When people hear functional programming, they often think of unfamiliar languages, complex mathematical concepts or code that’s difficult to read.

That wasn’t my experience.

Functional programming didn’t replace the way I wrote software.

Instead, it gradually changed the way I thought about software design.

It Started with a Question

I wasn’t trying to become a functional programmer.

I was trying to answer a much simpler question:

How can I write software that’s easier to understand and easier to change?

As I explored ideas from functional programming, I realised many of them solved problems I encountered every day in object-oriented applications.

Explicit Errors

One of the biggest changes was how I handled errors.

For years I relied heavily on exceptions.

Eventually I found myself asking:

What if errors were simply another possible result?
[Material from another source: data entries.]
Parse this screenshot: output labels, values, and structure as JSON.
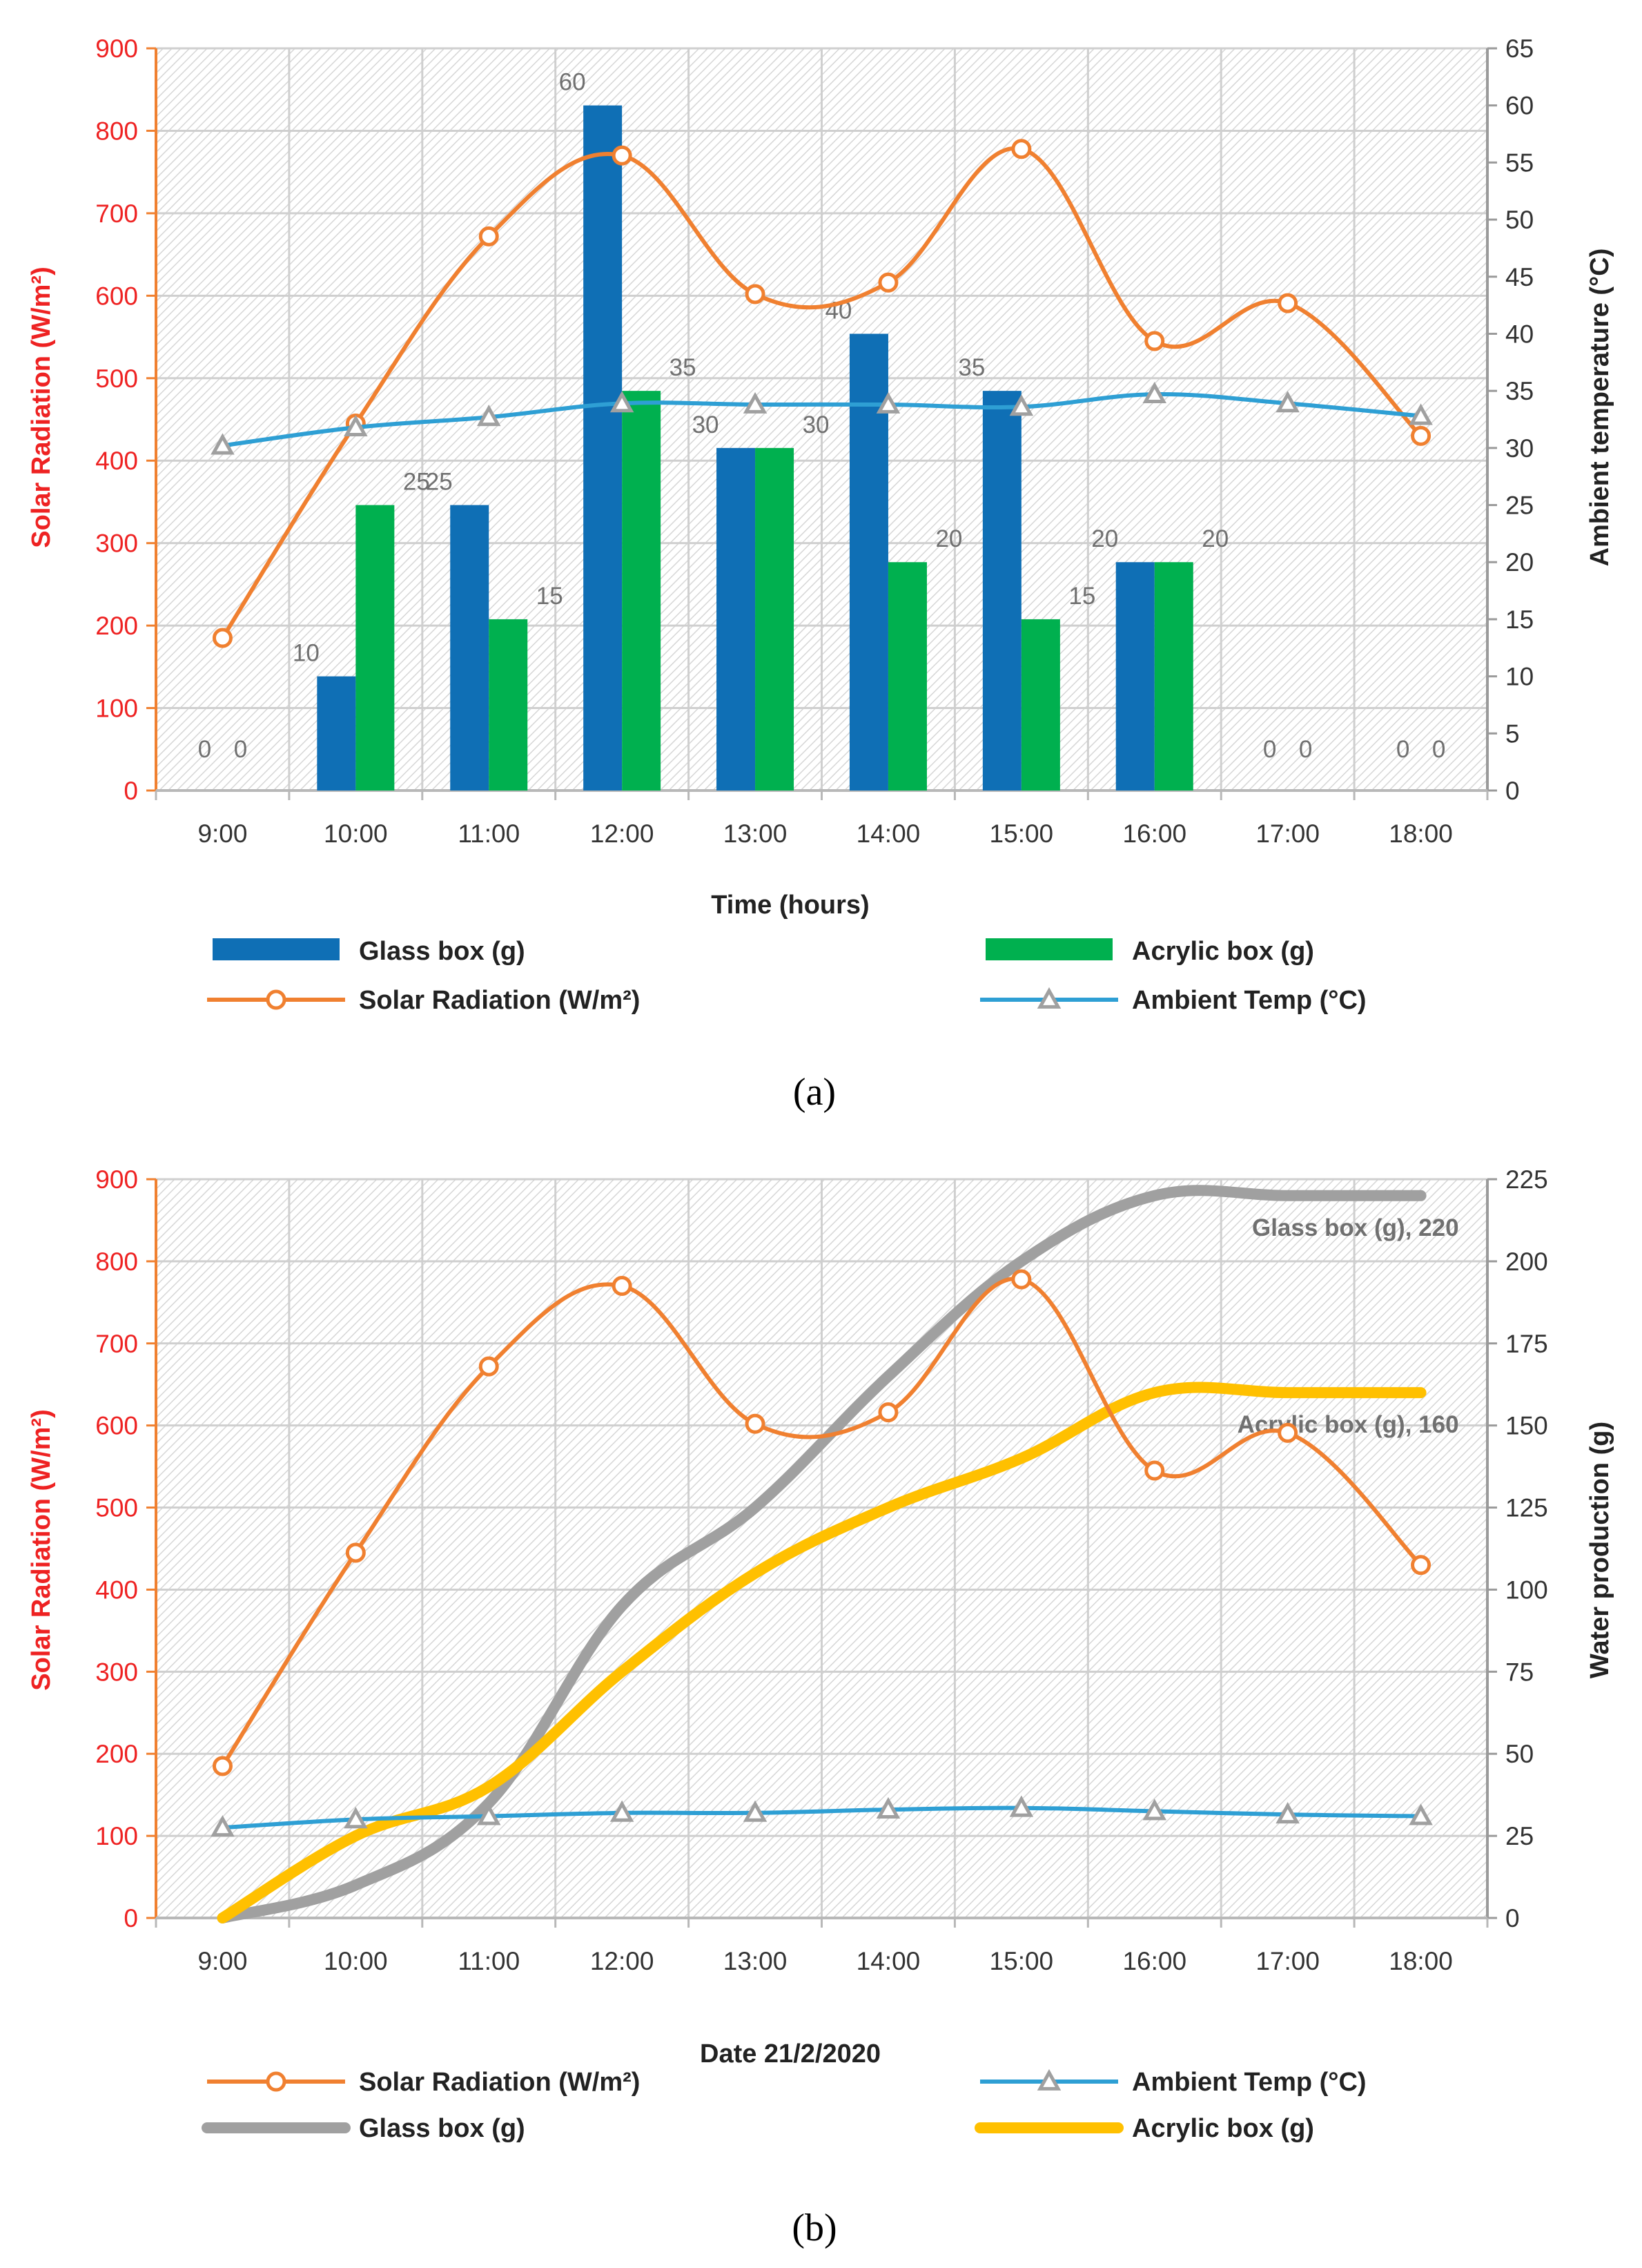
{
  "figure": {
    "caption_a": "(a)",
    "caption_b": "(b)"
  },
  "chart_data": [
    {
      "type": "bar",
      "panel": "a",
      "categories": [
        "9:00",
        "10:00",
        "11:00",
        "12:00",
        "13:00",
        "14:00",
        "15:00",
        "16:00",
        "17:00",
        "18:00"
      ],
      "xlabel": "Time (hours)",
      "ylabel": "Solar Radiation (W/m²)",
      "y2label": "Ambient temperature (°C)",
      "ylim": [
        0,
        900
      ],
      "yticks": [
        0,
        100,
        200,
        300,
        400,
        500,
        600,
        700,
        800,
        900
      ],
      "y2lim": [
        0,
        65
      ],
      "y2ticks": [
        0,
        5,
        10,
        15,
        20,
        25,
        30,
        35,
        40,
        45,
        50,
        55,
        60,
        65
      ],
      "grid": true,
      "series": [
        {
          "name": "Glass box (g)",
          "kind": "bar",
          "axis": "y2",
          "color": "#0f6fb5",
          "values": [
            0,
            10,
            25,
            60,
            30,
            40,
            35,
            20,
            0,
            0
          ]
        },
        {
          "name": "Acrylic box (g)",
          "kind": "bar",
          "axis": "y2",
          "color": "#00b04f",
          "values": [
            0,
            25,
            15,
            35,
            30,
            20,
            15,
            20,
            0,
            0
          ]
        },
        {
          "name": "Solar Radiation (W/m²)",
          "kind": "line",
          "axis": "y",
          "color": "#f08030",
          "marker": "circle",
          "values": [
            185,
            445,
            672,
            770,
            602,
            616,
            778,
            545,
            591,
            430
          ]
        },
        {
          "name": "Ambient Temp (°C)",
          "kind": "line",
          "axis": "y2",
          "color": "#2e9fd4",
          "marker": "triangle",
          "values": [
            30.2,
            31.8,
            32.7,
            33.9,
            33.8,
            33.8,
            33.6,
            34.7,
            33.9,
            32.8
          ]
        }
      ],
      "legend": [
        {
          "label": "Glass box (g)",
          "kind": "bar",
          "color": "#0f6fb5"
        },
        {
          "label": "Acrylic box (g)",
          "kind": "bar",
          "color": "#00b04f"
        },
        {
          "label": "Solar Radiation (W/m²)",
          "kind": "circle",
          "color": "#f08030"
        },
        {
          "label": "Ambient Temp (°C)",
          "kind": "triangle",
          "color": "#2e9fd4"
        }
      ]
    },
    {
      "type": "line",
      "panel": "b",
      "categories": [
        "9:00",
        "10:00",
        "11:00",
        "12:00",
        "13:00",
        "14:00",
        "15:00",
        "16:00",
        "17:00",
        "18:00"
      ],
      "xlabel": "Date 21/2/2020",
      "ylabel": "Solar Radiation (W/m²)",
      "y2label": "Water production (g)",
      "ylim": [
        0,
        900
      ],
      "yticks": [
        0,
        100,
        200,
        300,
        400,
        500,
        600,
        700,
        800,
        900
      ],
      "y2lim": [
        0,
        225
      ],
      "y2ticks": [
        0,
        25,
        50,
        75,
        100,
        125,
        150,
        175,
        200,
        225
      ],
      "grid": true,
      "series": [
        {
          "name": "Solar Radiation (W/m²)",
          "kind": "line",
          "axis": "y",
          "color": "#f08030",
          "marker": "circle",
          "values": [
            185,
            445,
            672,
            770,
            602,
            616,
            778,
            545,
            591,
            430
          ]
        },
        {
          "name": "Ambient Temp (°C)",
          "kind": "line",
          "axis": "y2",
          "color": "#2e9fd4",
          "marker": "triangle",
          "values": [
            27.5,
            30,
            31,
            32,
            32,
            33,
            33.5,
            32.5,
            31.5,
            31
          ]
        },
        {
          "name": "Glass box (g)",
          "kind": "line",
          "axis": "y2",
          "color": "#a0a0a0",
          "marker": "none",
          "values": [
            0,
            10,
            35,
            95,
            125,
            165,
            200,
            220,
            220,
            220
          ],
          "end_label": "Glass box (g), 220"
        },
        {
          "name": "Acrylic box (g)",
          "kind": "line",
          "axis": "y2",
          "color": "#ffc000",
          "marker": "none",
          "values": [
            0,
            25,
            40,
            75,
            105,
            125,
            140,
            160,
            160,
            160
          ],
          "end_label": "Acrylic box (g), 160"
        }
      ],
      "legend": [
        {
          "label": "Solar Radiation (W/m²)",
          "kind": "circle",
          "color": "#f08030"
        },
        {
          "label": "Ambient Temp (°C)",
          "kind": "triangle",
          "color": "#2e9fd4"
        },
        {
          "label": "Glass box (g)",
          "kind": "thick",
          "color": "#a0a0a0"
        },
        {
          "label": "Acrylic box (g)",
          "kind": "thick",
          "color": "#ffc000"
        }
      ]
    }
  ]
}
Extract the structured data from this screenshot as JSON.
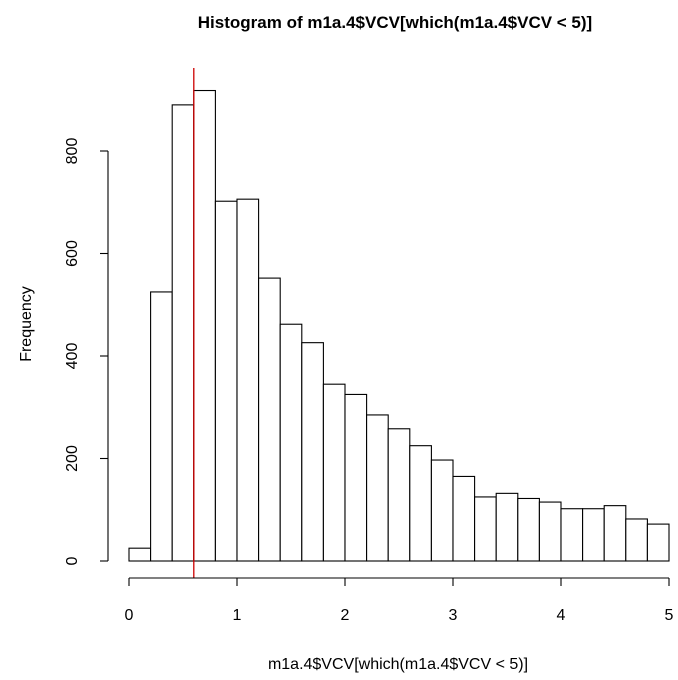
{
  "chart_data": {
    "type": "histogram",
    "title": "Histogram of m1a.4$VCV[which(m1a.4$VCV < 5)]",
    "xlabel": "m1a.4$VCV[which(m1a.4$VCV < 5)]",
    "ylabel": "Frequency",
    "xlim": [
      0,
      5
    ],
    "ylim": [
      0,
      920
    ],
    "bin_width": 0.2,
    "bins": [
      {
        "x0": 0.0,
        "x1": 0.2,
        "count": 25
      },
      {
        "x0": 0.2,
        "x1": 0.4,
        "count": 525
      },
      {
        "x0": 0.4,
        "x1": 0.6,
        "count": 890
      },
      {
        "x0": 0.6,
        "x1": 0.8,
        "count": 918
      },
      {
        "x0": 0.8,
        "x1": 1.0,
        "count": 702
      },
      {
        "x0": 1.0,
        "x1": 1.2,
        "count": 706
      },
      {
        "x0": 1.2,
        "x1": 1.4,
        "count": 552
      },
      {
        "x0": 1.4,
        "x1": 1.6,
        "count": 462
      },
      {
        "x0": 1.6,
        "x1": 1.8,
        "count": 426
      },
      {
        "x0": 1.8,
        "x1": 2.0,
        "count": 345
      },
      {
        "x0": 2.0,
        "x1": 2.2,
        "count": 325
      },
      {
        "x0": 2.2,
        "x1": 2.4,
        "count": 285
      },
      {
        "x0": 2.4,
        "x1": 2.6,
        "count": 258
      },
      {
        "x0": 2.6,
        "x1": 2.8,
        "count": 225
      },
      {
        "x0": 2.8,
        "x1": 3.0,
        "count": 197
      },
      {
        "x0": 3.0,
        "x1": 3.2,
        "count": 165
      },
      {
        "x0": 3.2,
        "x1": 3.4,
        "count": 125
      },
      {
        "x0": 3.4,
        "x1": 3.6,
        "count": 132
      },
      {
        "x0": 3.6,
        "x1": 3.8,
        "count": 122
      },
      {
        "x0": 3.8,
        "x1": 4.0,
        "count": 115
      },
      {
        "x0": 4.0,
        "x1": 4.2,
        "count": 102
      },
      {
        "x0": 4.2,
        "x1": 4.4,
        "count": 102
      },
      {
        "x0": 4.4,
        "x1": 4.6,
        "count": 108
      },
      {
        "x0": 4.6,
        "x1": 4.8,
        "count": 82
      },
      {
        "x0": 4.8,
        "x1": 5.0,
        "count": 72
      }
    ],
    "x_ticks": [
      0,
      1,
      2,
      3,
      4,
      5
    ],
    "x_tick_labels": [
      "0",
      "1",
      "2",
      "3",
      "4",
      "5"
    ],
    "y_ticks": [
      0,
      200,
      400,
      600,
      800
    ],
    "y_tick_labels": [
      "0",
      "200",
      "400",
      "600",
      "800"
    ],
    "vline": {
      "x": 0.6,
      "color": "#cc0000"
    },
    "bar_fill": "#ffffff",
    "bar_stroke": "#000000",
    "grid": false
  }
}
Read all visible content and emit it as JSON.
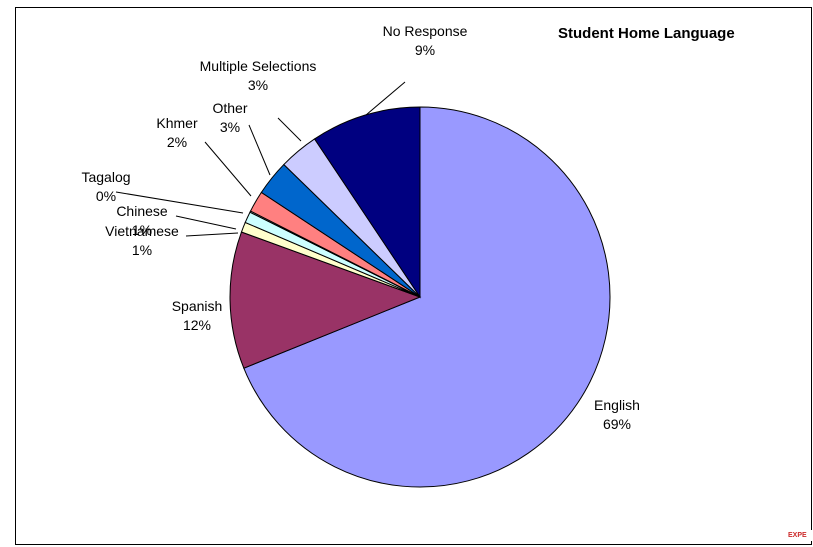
{
  "chart_data": {
    "type": "pie",
    "title": "Student Home Language",
    "slices": [
      {
        "label": "English",
        "value": 69,
        "value_label": "69%",
        "color": "#9999ff"
      },
      {
        "label": "Spanish",
        "value": 12,
        "value_label": "12%",
        "color": "#993366"
      },
      {
        "label": "Vietnamese",
        "value": 1,
        "value_label": "1%",
        "color": "#ffffcc"
      },
      {
        "label": "Chinese",
        "value": 1,
        "value_label": "1%",
        "color": "#ccffff"
      },
      {
        "label": "Tagalog",
        "value": 0,
        "value_label": "0%",
        "color": "#ffffff"
      },
      {
        "label": "Khmer",
        "value": 2,
        "value_label": "2%",
        "color": "#ff8080"
      },
      {
        "label": "Other",
        "value": 3,
        "value_label": "3%",
        "color": "#0066cc"
      },
      {
        "label": "Multiple Selections",
        "value": 3,
        "value_label": "3%",
        "color": "#ccccff"
      },
      {
        "label": "No Response",
        "value": 9,
        "value_label": "9%",
        "color": "#000080"
      }
    ],
    "legend": "none",
    "start": "top",
    "direction": "clockwise"
  },
  "watermark": "EXPE"
}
Instead of hiding failure inside exceptions, I started making it explicit in function signatures.

That simple shift made it much easier to understand what a piece of code could actually do.

Small Composable Functions

Another lesson was composition.

Rather than building large classes with dozens of methods, I began writing smaller functions that each had a single responsibility.

Small pieces are easier to test.

They’re easier to understand.

Most importantly, they’re easier to combine in different ways.

Immutable Data

Whenever possible, I now prefer immutable data.

Objects that don’t change are easier to reason about because they can’t unexpectedly be modified somewhere else in the system.

It reduces the number of things I need to keep in my head while reading code.

Dependencies Become Clearer

Functional programming also influenced how I think about dependencies.

Instead of injecting large service objects, I increasingly depend on small pieces of behaviour.

A use case should declare exactly what it needs—nothing more.

That makes the code easier to read and makes testing much simpler.

Functional Programming Isn’t a Goal

I don’t try to make every application purely functional.

Kotlin is a pragmatic language, and I appreciate that.

Instead, I borrow ideas that improve clarity:

  • Explicit error handling
  • Small composable functions
  • Immutable data where practical
  • Clear dependencies
  • Simplicity over cleverness

Final Thoughts

Functional programming didn’t make me stop writing object-oriented software.

It simply gave me better tools for thinking about complexity.

Today I still write Kotlin.

I still build backend systems.

The difference is that I spend less time asking:

“How should I structure these classes?”

and more time asking:

“How can I make this code easier for the next engineer to understand?”